Why Fluency Needs Creative Application
The ultimate goal of fluency and number sense practice is not speed, it’s the ability to think flexibly about numbers and apply them in meaningful ways.
A simple multiplication fact like 5 × 8 doesn’t live in isolation. It shows up again and again across a student’s academic life: in fractions, algebra, trigonometry, calculus, physics, economics, and beyond. When students truly understand numbers, they can recognize and use those relationships wherever they appear.
One of the clearest signs of mastery is the ability to use knowledge creatively, not just recall it on demand.
What Are Number Portraits?
That’s where Number Portraits come in.
Number Portraits are curriculum-aligned creative task that follow the same curriculum as Daily Digits. In a Number Portrait task, each student is given a number, expression, or equation and asked to create a visual, creative representation of it using Tile Farm Studio. This process reveals far more than whether a student can compute correctly.
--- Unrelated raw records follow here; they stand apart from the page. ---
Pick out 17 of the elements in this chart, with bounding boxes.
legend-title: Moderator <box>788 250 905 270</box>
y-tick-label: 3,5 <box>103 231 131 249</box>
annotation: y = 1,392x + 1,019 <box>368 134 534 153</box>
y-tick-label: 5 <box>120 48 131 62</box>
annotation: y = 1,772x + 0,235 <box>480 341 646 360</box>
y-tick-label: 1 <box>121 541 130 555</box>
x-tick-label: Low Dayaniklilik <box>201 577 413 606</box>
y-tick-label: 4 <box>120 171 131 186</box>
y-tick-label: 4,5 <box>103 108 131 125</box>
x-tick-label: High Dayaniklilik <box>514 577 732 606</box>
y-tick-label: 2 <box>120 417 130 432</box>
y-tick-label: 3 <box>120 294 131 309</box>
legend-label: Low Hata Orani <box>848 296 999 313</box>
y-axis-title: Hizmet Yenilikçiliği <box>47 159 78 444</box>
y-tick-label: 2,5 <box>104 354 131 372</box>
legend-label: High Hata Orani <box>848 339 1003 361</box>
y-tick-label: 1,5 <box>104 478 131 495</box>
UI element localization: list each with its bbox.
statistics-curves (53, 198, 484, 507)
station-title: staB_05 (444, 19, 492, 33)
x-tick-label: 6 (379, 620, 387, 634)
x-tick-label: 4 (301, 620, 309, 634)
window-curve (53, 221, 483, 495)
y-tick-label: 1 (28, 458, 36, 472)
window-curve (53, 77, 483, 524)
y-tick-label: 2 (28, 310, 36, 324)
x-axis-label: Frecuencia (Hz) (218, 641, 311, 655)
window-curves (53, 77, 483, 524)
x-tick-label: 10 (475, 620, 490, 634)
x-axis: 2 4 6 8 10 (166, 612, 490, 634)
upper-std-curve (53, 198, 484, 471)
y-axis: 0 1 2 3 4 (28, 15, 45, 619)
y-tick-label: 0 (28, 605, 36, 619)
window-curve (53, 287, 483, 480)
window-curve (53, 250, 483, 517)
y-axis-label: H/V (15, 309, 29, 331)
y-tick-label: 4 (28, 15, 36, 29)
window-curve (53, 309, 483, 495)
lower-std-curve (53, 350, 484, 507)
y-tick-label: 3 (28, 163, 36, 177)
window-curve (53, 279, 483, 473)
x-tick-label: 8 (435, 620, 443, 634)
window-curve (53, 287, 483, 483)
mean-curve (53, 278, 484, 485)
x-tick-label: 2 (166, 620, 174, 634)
It shows how they reason, how flexibly they think, and how deeply they understand the mathematics involved.
Fluency That Encourages Thinking, Struggle, and Joy
Number Portraits naturally invite productive struggle. Students test ideas, revise their work, and refine how they represent a mathematical idea. In doing so, they demonstrate real fluency: not just correctness, but understanding.
Just as importantly, Number Portraits turn fluency and number sense into something joyful and expressive. Even students who are typically quiet or hesitant often light up when given the chance to share their thinking visually. The activity has a low floor, high ceiling, and wide walls, allowing every student to engage while leaving room for depth, creativity, and extension.
What Does This Look Like in Practice?
The best way to understand Number Portraits is to see students’ work.
Below are examples of Number Portraits spanning a wide range of mathematical ideas ranging from early counting to fractions and order of operations. Each one beautifully expresses how students use fluency as a tool for thinking while allowing students to be creative and personally expressive.
1. Representations of 10

The image above shows six diverse representations of 10 made by kindergarten students in Pasadena, CA. Can you see how each Number Portrait represents the number 10?
2. Artistic Addition Fact

The image above, made by a student from Tucson, AZ shows how Number Portraits can connect addition fact fluency with things that are personally meaningful to students.
3. Multiple Representations of Multiplication

Number Portraits are a fantastic way for students to display their understanding of multiplication facts. The example above shows nine different representations a student made of the fact 3*9=27.
4. Order of Operations

Number portraits can turn difficult to grasp concepts like order of operations into simple artistic representations that are easy to understand. This Number Portrait is an artistic visual representation of (2*6 + 1)*6 =78 78.
5. Colorful Fractions

Even just a single Number Portraits activity can do wonders for developing students’ fraction sense and conceptual understanding of numbers. The canvas above is one students’ simple yet beautiful representation of ⅔ * ¼ = ⅙ .
From Number Portraits to Number Talks
These same Number Portraits can also be opened by teachers in Tile Talk, where they become powerful conversation starters. Because students’ visual representations are open-ended, they naturally lend themselves to rich number talks: students can describe what they notice, explain how they decomposed a number or expression, compare different strategies, and use geometric vocabulary to talk about arrays, groups, symmetry, area, shapes, rows, columns, and parts of a whole.
Just as importantly, students feel real pride when their work becomes the center of a classroom conversation. Instead of simply showing whether they got an answer right, they get to share how they thought, what they created, and the mathematical choices they made. That sense of ownership helps students see themselves as mathematical thinkers whose ideas are worth discussing.